No matter. Pfeiffer's "Cool Rider" number is an all-timer that presages her phenomenal, career-best work in 1989's The Fabulous Baker Boys. Birch strips away any pretense that her sequel belongs to anyone other than the Pink Ladies, giving them agency outside of their T-Bird boyfriends, who here are depicted as single-minded nincompoops whose machismo is a ridiculous act. There is a gender-flipped gonzo goofiness to the film that was wildly ahead of its time in '82 and, sadly, remains so today.
Does any of this make Grease 2 a misunderstood gem deserving of reevaluation four decades after it bombed theatrically with such nuclear forcefulness? I think so. There's a reason the sequel has grown a passionate cult following, and it's no wonder why viewers all along the gender spectrum are drawn to Stephanie, whose Pink Ladies are happy to wait for "a whole lot more than the boy next door."

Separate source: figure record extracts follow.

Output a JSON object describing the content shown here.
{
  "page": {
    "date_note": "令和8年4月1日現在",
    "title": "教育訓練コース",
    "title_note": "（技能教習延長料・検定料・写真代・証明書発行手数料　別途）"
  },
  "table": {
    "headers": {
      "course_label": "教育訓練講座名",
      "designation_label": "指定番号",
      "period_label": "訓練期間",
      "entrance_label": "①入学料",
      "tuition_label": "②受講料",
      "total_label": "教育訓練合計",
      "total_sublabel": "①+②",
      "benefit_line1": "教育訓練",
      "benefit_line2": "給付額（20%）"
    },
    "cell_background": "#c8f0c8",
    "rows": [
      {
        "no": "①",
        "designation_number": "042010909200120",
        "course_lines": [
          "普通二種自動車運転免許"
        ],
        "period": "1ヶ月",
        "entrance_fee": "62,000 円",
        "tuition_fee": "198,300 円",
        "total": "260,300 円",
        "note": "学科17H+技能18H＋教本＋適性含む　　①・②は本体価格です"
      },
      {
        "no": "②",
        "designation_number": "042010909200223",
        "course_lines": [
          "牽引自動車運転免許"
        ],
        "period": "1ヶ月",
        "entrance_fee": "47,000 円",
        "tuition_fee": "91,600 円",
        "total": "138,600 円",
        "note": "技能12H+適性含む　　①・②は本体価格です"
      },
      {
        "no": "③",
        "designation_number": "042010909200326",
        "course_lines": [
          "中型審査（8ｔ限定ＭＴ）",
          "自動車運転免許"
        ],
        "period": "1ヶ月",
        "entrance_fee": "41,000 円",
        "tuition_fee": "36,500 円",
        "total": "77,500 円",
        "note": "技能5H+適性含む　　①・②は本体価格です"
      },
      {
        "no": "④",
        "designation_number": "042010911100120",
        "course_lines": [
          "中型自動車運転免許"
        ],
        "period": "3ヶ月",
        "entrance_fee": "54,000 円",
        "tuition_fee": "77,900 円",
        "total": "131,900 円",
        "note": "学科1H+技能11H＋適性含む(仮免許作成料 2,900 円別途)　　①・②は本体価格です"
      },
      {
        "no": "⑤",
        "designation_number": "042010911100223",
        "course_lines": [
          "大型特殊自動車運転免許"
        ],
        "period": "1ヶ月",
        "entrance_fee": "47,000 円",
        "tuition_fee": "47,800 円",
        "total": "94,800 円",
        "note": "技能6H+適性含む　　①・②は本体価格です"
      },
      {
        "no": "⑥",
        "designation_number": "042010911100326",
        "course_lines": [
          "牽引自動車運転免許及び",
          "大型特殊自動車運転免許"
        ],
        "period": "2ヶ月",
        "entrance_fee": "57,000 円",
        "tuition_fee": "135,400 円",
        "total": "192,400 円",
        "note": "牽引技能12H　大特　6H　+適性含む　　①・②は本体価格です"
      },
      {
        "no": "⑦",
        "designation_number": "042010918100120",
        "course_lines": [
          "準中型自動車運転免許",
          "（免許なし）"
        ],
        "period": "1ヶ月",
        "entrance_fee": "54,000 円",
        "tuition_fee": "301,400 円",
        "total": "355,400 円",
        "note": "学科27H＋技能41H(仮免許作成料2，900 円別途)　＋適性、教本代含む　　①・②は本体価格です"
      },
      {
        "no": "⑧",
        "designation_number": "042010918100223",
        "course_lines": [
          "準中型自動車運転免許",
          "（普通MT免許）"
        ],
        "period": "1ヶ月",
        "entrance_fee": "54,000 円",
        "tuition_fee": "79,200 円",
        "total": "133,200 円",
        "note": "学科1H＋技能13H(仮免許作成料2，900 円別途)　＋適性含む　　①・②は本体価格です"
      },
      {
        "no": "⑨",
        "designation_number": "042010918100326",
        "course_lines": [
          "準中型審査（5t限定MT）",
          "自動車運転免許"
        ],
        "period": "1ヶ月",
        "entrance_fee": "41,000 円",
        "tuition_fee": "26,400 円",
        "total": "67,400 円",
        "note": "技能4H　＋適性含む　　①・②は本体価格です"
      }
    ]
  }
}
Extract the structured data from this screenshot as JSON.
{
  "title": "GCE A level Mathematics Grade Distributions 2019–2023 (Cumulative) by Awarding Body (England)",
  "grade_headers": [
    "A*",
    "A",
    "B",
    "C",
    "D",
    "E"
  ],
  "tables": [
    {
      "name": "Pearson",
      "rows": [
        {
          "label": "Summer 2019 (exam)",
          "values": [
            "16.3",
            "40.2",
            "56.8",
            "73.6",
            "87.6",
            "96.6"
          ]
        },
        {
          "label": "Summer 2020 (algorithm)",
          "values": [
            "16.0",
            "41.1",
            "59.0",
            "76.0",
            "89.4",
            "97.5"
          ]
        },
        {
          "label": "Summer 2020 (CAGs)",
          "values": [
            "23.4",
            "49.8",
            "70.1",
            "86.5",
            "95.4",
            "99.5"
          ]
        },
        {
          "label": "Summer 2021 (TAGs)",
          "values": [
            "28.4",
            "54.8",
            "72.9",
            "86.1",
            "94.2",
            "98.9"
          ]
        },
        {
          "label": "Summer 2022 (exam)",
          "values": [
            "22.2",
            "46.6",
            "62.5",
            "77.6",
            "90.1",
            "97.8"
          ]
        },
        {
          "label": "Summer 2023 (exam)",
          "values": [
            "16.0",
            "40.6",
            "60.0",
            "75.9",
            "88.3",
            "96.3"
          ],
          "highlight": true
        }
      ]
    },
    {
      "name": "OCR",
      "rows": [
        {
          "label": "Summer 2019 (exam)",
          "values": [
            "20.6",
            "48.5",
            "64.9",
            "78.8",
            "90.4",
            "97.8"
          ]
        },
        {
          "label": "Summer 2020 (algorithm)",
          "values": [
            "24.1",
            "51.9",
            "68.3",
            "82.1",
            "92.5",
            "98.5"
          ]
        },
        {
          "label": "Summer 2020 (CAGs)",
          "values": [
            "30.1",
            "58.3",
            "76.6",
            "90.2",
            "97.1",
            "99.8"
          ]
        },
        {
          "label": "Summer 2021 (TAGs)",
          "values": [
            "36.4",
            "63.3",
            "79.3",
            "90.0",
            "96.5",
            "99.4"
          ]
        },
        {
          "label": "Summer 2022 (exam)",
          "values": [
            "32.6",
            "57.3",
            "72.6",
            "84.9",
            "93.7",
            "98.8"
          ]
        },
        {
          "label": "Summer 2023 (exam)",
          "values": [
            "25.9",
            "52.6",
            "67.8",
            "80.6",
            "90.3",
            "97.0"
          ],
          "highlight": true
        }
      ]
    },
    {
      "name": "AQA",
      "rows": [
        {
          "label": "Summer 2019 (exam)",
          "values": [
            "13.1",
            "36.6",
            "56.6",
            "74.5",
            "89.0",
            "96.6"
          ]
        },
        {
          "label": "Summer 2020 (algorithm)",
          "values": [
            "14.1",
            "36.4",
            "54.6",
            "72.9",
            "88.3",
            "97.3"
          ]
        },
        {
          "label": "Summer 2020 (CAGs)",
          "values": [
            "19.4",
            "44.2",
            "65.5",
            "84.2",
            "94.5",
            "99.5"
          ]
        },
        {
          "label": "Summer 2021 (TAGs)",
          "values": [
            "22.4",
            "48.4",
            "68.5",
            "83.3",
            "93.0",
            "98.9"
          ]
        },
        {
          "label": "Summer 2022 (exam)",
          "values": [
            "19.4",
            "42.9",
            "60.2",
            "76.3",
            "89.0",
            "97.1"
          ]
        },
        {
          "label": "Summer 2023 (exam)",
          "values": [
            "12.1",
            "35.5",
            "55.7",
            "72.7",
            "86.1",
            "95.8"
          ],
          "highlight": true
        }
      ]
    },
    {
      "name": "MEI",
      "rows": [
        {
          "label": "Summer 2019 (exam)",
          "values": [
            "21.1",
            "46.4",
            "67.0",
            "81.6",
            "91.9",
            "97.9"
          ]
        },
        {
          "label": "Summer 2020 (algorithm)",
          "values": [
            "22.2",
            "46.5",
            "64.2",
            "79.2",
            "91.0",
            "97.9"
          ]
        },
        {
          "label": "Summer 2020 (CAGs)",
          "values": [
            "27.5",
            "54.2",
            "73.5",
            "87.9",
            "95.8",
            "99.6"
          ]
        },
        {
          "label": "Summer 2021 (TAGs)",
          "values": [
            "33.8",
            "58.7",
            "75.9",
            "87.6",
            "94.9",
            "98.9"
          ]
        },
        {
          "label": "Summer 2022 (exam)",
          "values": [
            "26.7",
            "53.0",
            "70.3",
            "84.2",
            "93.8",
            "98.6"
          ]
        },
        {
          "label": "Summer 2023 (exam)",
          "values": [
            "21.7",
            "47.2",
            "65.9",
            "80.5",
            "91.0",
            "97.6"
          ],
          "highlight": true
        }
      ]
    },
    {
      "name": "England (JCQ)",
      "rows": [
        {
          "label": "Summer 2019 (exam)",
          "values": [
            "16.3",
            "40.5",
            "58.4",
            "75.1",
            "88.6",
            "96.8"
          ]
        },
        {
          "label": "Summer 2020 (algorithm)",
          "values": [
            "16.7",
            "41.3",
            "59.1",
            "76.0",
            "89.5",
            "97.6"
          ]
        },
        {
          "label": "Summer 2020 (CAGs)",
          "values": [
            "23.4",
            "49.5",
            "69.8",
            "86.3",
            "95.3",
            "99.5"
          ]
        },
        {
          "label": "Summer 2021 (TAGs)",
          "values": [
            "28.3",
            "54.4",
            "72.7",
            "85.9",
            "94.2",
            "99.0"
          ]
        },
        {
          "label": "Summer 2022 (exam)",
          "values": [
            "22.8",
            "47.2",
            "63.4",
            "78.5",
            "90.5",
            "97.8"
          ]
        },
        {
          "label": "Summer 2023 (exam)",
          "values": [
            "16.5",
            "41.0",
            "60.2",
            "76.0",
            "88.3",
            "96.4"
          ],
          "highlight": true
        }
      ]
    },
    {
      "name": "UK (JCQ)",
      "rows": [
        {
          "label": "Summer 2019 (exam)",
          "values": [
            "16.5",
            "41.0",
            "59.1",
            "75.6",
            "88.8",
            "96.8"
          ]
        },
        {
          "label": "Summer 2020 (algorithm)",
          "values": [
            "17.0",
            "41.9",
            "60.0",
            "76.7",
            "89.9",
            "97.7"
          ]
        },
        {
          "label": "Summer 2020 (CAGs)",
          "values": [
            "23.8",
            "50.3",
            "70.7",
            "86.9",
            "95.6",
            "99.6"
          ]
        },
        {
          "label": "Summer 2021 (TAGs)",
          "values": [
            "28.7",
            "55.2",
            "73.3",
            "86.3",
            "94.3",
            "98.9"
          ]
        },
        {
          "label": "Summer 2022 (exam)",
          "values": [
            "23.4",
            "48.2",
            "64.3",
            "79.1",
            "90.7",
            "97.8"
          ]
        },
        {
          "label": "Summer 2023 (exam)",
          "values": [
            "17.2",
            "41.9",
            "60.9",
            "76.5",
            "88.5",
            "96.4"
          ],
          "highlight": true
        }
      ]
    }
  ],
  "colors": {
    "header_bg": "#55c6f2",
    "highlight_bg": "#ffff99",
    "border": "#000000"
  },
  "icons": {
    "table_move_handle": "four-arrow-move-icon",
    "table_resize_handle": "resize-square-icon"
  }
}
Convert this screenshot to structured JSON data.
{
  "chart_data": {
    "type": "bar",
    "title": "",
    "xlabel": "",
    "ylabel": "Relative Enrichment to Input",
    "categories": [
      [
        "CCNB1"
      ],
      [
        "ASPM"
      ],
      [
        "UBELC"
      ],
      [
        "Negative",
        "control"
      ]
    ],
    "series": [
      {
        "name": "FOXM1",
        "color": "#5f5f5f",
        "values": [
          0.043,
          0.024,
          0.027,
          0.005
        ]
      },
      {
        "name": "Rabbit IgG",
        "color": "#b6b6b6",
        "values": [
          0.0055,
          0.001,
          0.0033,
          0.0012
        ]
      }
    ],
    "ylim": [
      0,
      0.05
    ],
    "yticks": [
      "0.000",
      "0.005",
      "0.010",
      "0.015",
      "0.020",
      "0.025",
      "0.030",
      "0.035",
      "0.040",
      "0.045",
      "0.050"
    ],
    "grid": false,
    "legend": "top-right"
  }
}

Everyone deserves to find their own Cool Rider, no matter who they are or what they are waiting for. Grease 2 believes that right down to its core, making it a forgotten, sex-positive, and gender-affirming miracle that keeps burning me through and through.
Now celebrating its 40th anniversary, Grease 2 is available on Blu-ray for the first time from Paramount Home Entertainment and to purchase digitally on multiple platforms. It is also currently streaming on Paramount+.